Los otros logros de Gustavo Petro
En un país donde los presidentes suelen dejar “legados” que se resumen en elefantes blancos, carreteras inconclusas y escándalos con nombres de telenovela, Gustavo Petro logró algo insólito: desenmascarar. No a todos —porque Colombia es como un circo de tres pistas donde siempre aparece un payaso nuevo—, pero sí a suficientes como para incomodar a más de un burócrata atragantado con whisky en los cocteles de la élite.
Petro, sin querer o queriendo, dejó claro que las “altas cortes” no son precisamente alta cultura jurídica, sino más bien un club privado donde se rifan favores como si fueran boletas para un concierto de reguetón. Durante años nos vendieron a los magistrados como semidioses de la toga; hoy sabemos que más de uno era apenas cajero VIP de carteles, lavadores y empresarios con facturas en Suiza.
Otro logro inesperado fue el académico. O más bien, el antiacadémico. Resulta que buena parte del Congreso —ese salón de stand-up involuntario— no pasaría un examen de primaria sin ayuda del celular. Ministros e “institutos descentralizados” se llenaron de doctores en corrupción con maestría en contratos y doctorado en clientelismo. Todo avalado por partidos tradicionales que juraban traer “expertos”. Expertos, sí: en firmar cheques y recibir sobres manila.
Petro también obró el milagro de resucitar políticamente a los zombis de la izquierda. Aquellos que, en nombre del pueblo, terminaron dándose la mano con el uribismo en un aquelarre de coherencia cero. La metamorfosis fue tan rápida que ni Kafka se lo hubiera imaginado.
Pero donde realmente se ganó medallas fue en el periodismo. Bueno, en lo que algunos todavía insisten en llamar periodismo. Porque al prender la luz, Petro dejó claro que lo que abundaba no eran reporteros sino locutores con libreto ajeno. Los grandes medios —Caracol, RCN, W, Semana, El Tiempo y otros templos de la objetividad— resultaron ser oficinas de prensa de intereses tan oscuros como la billetera de un contratista. Al final, lo único que informaban con rigor eran los comerciales.
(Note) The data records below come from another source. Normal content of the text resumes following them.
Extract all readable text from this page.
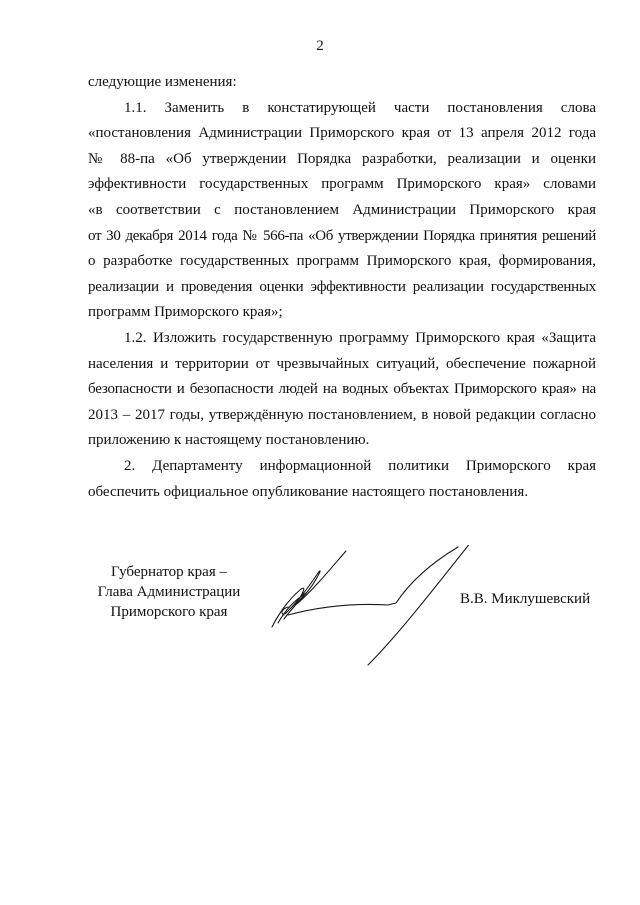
2
следующие изменения:
1.1. Заменить в констатирующей части постановления слова
«постановления Администрации Приморского края от 13 апреля 2012 года
№ 88-па «Об утверждении Порядка разработки, реализации и оценки
эффективности государственных программ Приморского края» словами
«в соответствии с постановлением Администрации Приморского края
от 30 декабря 2014 года № 566-па «Об утверждении Порядка принятия решений
о разработке государственных программ Приморского края, формирования,
реализации и проведения оценки эффективности реализации государственных
программ Приморского края»;
1.2. Изложить государственную программу Приморского края «Защита
населения и территории от чрезвычайных ситуаций, обеспечение пожарной
безопасности и безопасности людей на водных объектах Приморского края» на
2013 – 2017 годы, утверждённую постановлением, в новой редакции согласно
приложению к настоящему постановлению.
2. Департаменту информационной политики Приморского края
обеспечить официальное опубликование настоящего постановления.
Губернатор края –
Глава Администрации
Приморского края
В.В. Миклушевский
En cuanto a las guerrillas, Petro mostró otra verdad incómoda: que ya no son ese mito romántico del campesino alzado en armas, sino sucursales del paramilitarismo reciclado. Una franquicia, como Starbucks, pero con más balas y menos café.
El gran descubrimiento, sin embargo, fue confirmar que en Colombia la democracia se mide en efectivo. No en ideas, no en programas: en fajos. Se compra la marcha, se alquila el voto, se elige al congresista y, con un dos por uno, al fiscal, al procurador, al contralor y hasta al portero del Palacio de Justicia. Todo a la vista, todo con recibo.
Así, sin proponérselo, Petro logró algo único: probar que este país no lo gobierna un presidente, sino un consorcio de corrupción, narcotráfico y paramilitares que maneja la chequera nacional como si fuera el bolsillo de atrás.
Y ahora la cereza en el pastel: las decisiones que hoy tomen las altas cortes sembrarán el futuro político de Colombia, ya sea con más odio o con algún cambio real. De esas sentencias dependerá si seguimos repitiendo la historia con los mismos clanes, o si al fin se jubila la vieja rosca de los tradicionales, incluido el célebre “culibajito” con su legendaria “ventanilla siniestra”, convertida en oficina de atención al cliente del poder en la sombra.
Recomendación al lector: si aún cree que manda el presidente, apague el televisor, deje la radio y revise su cuenta bancaria: ahí sabrá quién gobierna.